# Confirm that f and g are inverses by showing that f(g(x)) = x and g(f(x)) = x.

F(x)= (x - 7)/(x + 3) and G(x)= (-3x - 7)/(x - 1)

**Solution:**

f(g(x)) and g(f(x)) are composite functions.

For f(g(x)) substitute g(x) for values of x in F(x)

f(g(x)) = ([(-3x - 7)/(x - 1)] - 7)/([(-3x - 7)/(x - 1)] + 3)

Simplifying this further, we get

f(g(x)) = [(-3x - 7 -7x +7)/(x-1)]/[(x-1)/(-3x -7 +3x-3)]

So we get,

-10x/-10 = x

Therefore, f(g(x)) = x is true.

For g(f(x)) substitute f(x) for values of x in g(x)
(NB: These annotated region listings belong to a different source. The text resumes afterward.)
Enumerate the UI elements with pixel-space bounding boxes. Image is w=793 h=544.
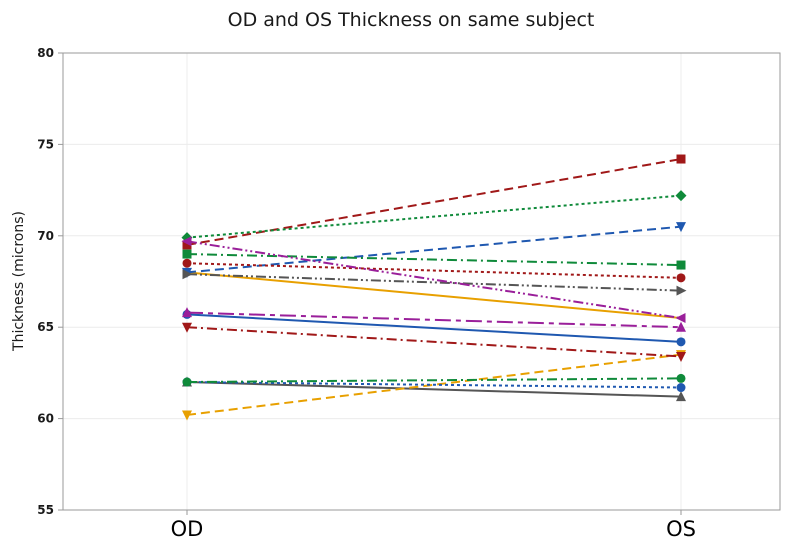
data-point-marker bbox=[182, 258, 192, 268]
data-point-marker bbox=[182, 410, 192, 421]
y-axis-label: Thickness (microns) bbox=[11, 211, 27, 352]
series-1 bbox=[186, 271, 682, 320]
series-line bbox=[186, 311, 682, 329]
series-11 bbox=[182, 322, 686, 362]
series-line bbox=[186, 262, 682, 279]
data-point-marker bbox=[676, 351, 686, 362]
series-line bbox=[186, 253, 682, 267]
series-12 bbox=[182, 373, 686, 387]
data-point-marker bbox=[676, 337, 686, 347]
series-4 bbox=[182, 154, 686, 250]
series-line bbox=[186, 273, 682, 292]
plot-area bbox=[62, 52, 781, 511]
series-7 bbox=[181, 190, 687, 244]
data-point-marker bbox=[676, 391, 686, 402]
y-axis-ticks: 55 60 65 70 75 80 bbox=[37, 46, 63, 517]
data-point-marker bbox=[676, 273, 686, 283]
series-line bbox=[186, 381, 682, 389]
series-line bbox=[186, 326, 682, 358]
data-point-marker bbox=[675, 313, 686, 324]
y-tick-label: 80 bbox=[37, 46, 54, 60]
data-point-marker bbox=[676, 260, 686, 270]
series-line bbox=[186, 313, 682, 343]
x-axis-ticks: OD OS bbox=[171, 510, 696, 541]
series-line bbox=[186, 381, 682, 398]
series-10 bbox=[182, 249, 686, 270]
data-point-marker bbox=[182, 307, 192, 318]
data-point-marker bbox=[675, 190, 687, 202]
x-tick-label: OD bbox=[171, 517, 204, 541]
series-line bbox=[186, 353, 682, 416]
series-line bbox=[186, 240, 682, 320]
data-point-marker bbox=[182, 377, 192, 387]
data-point-marker bbox=[676, 222, 686, 233]
series-line bbox=[186, 271, 682, 320]
data-point-marker bbox=[676, 285, 687, 296]
y-tick-label: 75 bbox=[37, 137, 54, 151]
series-14 bbox=[181, 236, 686, 324]
y-tick-label: 60 bbox=[37, 412, 54, 426]
x-tick-label: OS bbox=[666, 517, 696, 541]
data-point-marker bbox=[182, 322, 192, 333]
data-point-marker bbox=[676, 373, 686, 383]
data-point-marker bbox=[182, 249, 192, 259]
data-point-marker bbox=[182, 269, 193, 280]
series-group bbox=[181, 154, 687, 421]
series-line bbox=[186, 194, 682, 239]
series-8 bbox=[182, 258, 686, 283]
y-tick-label: 65 bbox=[37, 320, 54, 334]
y-tick-label: 70 bbox=[37, 229, 54, 243]
data-point-marker bbox=[182, 240, 192, 250]
series-line bbox=[186, 377, 682, 384]
data-point-marker bbox=[181, 236, 192, 247]
series-15 bbox=[182, 307, 686, 332]
chart-title: OD and OS Thickness on same subject bbox=[228, 9, 595, 31]
data-point-marker bbox=[676, 321, 686, 332]
data-point-marker bbox=[676, 154, 686, 164]
series-13 bbox=[182, 269, 687, 296]
y-tick-label: 55 bbox=[37, 503, 54, 517]
series-line bbox=[186, 225, 682, 274]
data-point-marker bbox=[676, 383, 686, 393]
series-5 bbox=[182, 222, 686, 278]
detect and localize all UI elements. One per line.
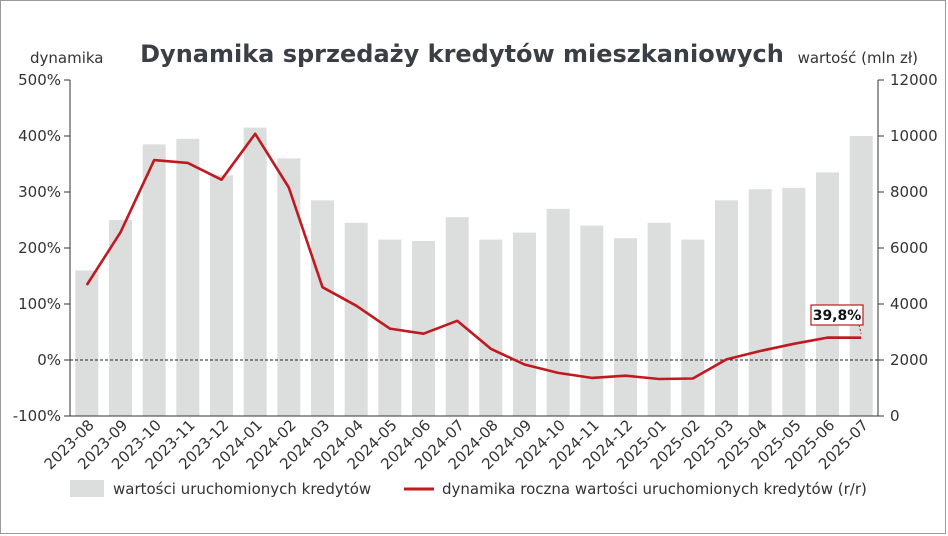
left-tick-label: 200% — [18, 239, 61, 257]
annotation-leader — [858, 324, 862, 334]
line-series — [85, 132, 862, 381]
bar-2024-09 — [513, 232, 536, 416]
right-tick-label: 0 — [890, 407, 900, 425]
dynamics-line — [85, 132, 862, 381]
bar-2024-02 — [277, 158, 301, 416]
annotation-group: 39,8% — [810, 304, 864, 334]
legend-label-bars: wartości uruchomionych kredytów — [113, 480, 371, 498]
left-tick-label: 500% — [18, 71, 61, 89]
right-axis: 12000 10000 8000 6000 4000 2000 0 — [877, 71, 938, 425]
left-tick-label: 0% — [37, 351, 61, 369]
bar-2023-08 — [75, 270, 99, 416]
bar-2024-10 — [546, 208, 570, 416]
right-tick-label: 6000 — [890, 239, 928, 257]
left-axis-label: dynamika — [30, 49, 104, 67]
annotation-box — [810, 304, 864, 326]
legend: wartości uruchomionych kredytów dynamika… — [70, 480, 867, 498]
bar-2025-05 — [782, 187, 806, 416]
bar-2025-06 — [816, 172, 839, 416]
right-tick-label: 4000 — [890, 295, 928, 313]
chart-title: Dynamika sprzedaży kredytów mieszkaniowy… — [140, 40, 784, 68]
bar-2025-03 — [715, 200, 738, 416]
bar-2023-11 — [176, 138, 200, 417]
legend-swatch-bars — [70, 480, 104, 497]
right-tick-label: 10000 — [890, 127, 938, 145]
right-tick-label: 12000 — [890, 71, 938, 89]
bar-2024-03 — [311, 200, 334, 416]
bar-2024-11 — [580, 225, 604, 416]
bar-2023-09 — [109, 220, 132, 416]
bar-2024-04 — [344, 222, 368, 416]
annotation-label: 39,8% — [813, 308, 862, 324]
left-tick-label: -100% — [13, 407, 61, 425]
bar-2025-01 — [647, 222, 671, 416]
bar-2024-06 — [412, 241, 435, 416]
left-tick-label: 100% — [18, 295, 61, 313]
legend-label-line: dynamika roczna wartości uruchomionych k… — [442, 480, 867, 498]
bar-2023-12 — [210, 175, 233, 416]
right-axis-label: wartość (mln zł) — [798, 49, 918, 67]
bar-2023-10 — [142, 144, 166, 416]
bar-2024-01 — [243, 127, 267, 416]
left-axis: 500% 400% 300% 200% 100% 0% -100% — [13, 71, 71, 425]
bar-2025-02 — [681, 239, 705, 416]
left-tick-label: 300% — [18, 183, 61, 201]
right-tick-label: 8000 — [890, 183, 928, 201]
bar-2024-07 — [445, 217, 469, 416]
bar-2025-04 — [748, 189, 772, 416]
bar-2025-07 — [849, 136, 873, 416]
bar-series — [75, 127, 873, 417]
bar-2024-12 — [614, 238, 637, 416]
left-tick-label: 400% — [18, 127, 61, 145]
category-labels: 2023-082023-092023-102023-112023-122024-… — [41, 416, 872, 473]
bar-2024-08 — [479, 239, 503, 416]
right-tick-label: 2000 — [890, 351, 928, 369]
zero-line-group — [70, 359, 878, 417]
g(f(x)) = (-3[(x - 7)/(x + 3)] - 7)/ ([(x - 7)/(x + 3)] - 1)

Simplifying this further, we get

g(f(x))= [(-3x +21 -7x-21)/(x+3)]/[(x+7 -x-3)/(x+3)]

-10x/-10 = x

Therefore, g(f(x)) = x is true.

## Confirm that f and g are inverses by showing that f(g(x)) = x and g(f(x)) = x.

F(x)= (x-7)/(x+3) and G(x)= (-3x-7)/ (x-1)

**Summary:**

f and g are inverses by showing that f(g(x)) = x and g(f(x)) = x, F(x)= (x - 7)/(x + 3) and G(x)= (-3x - 7)/(x - 1).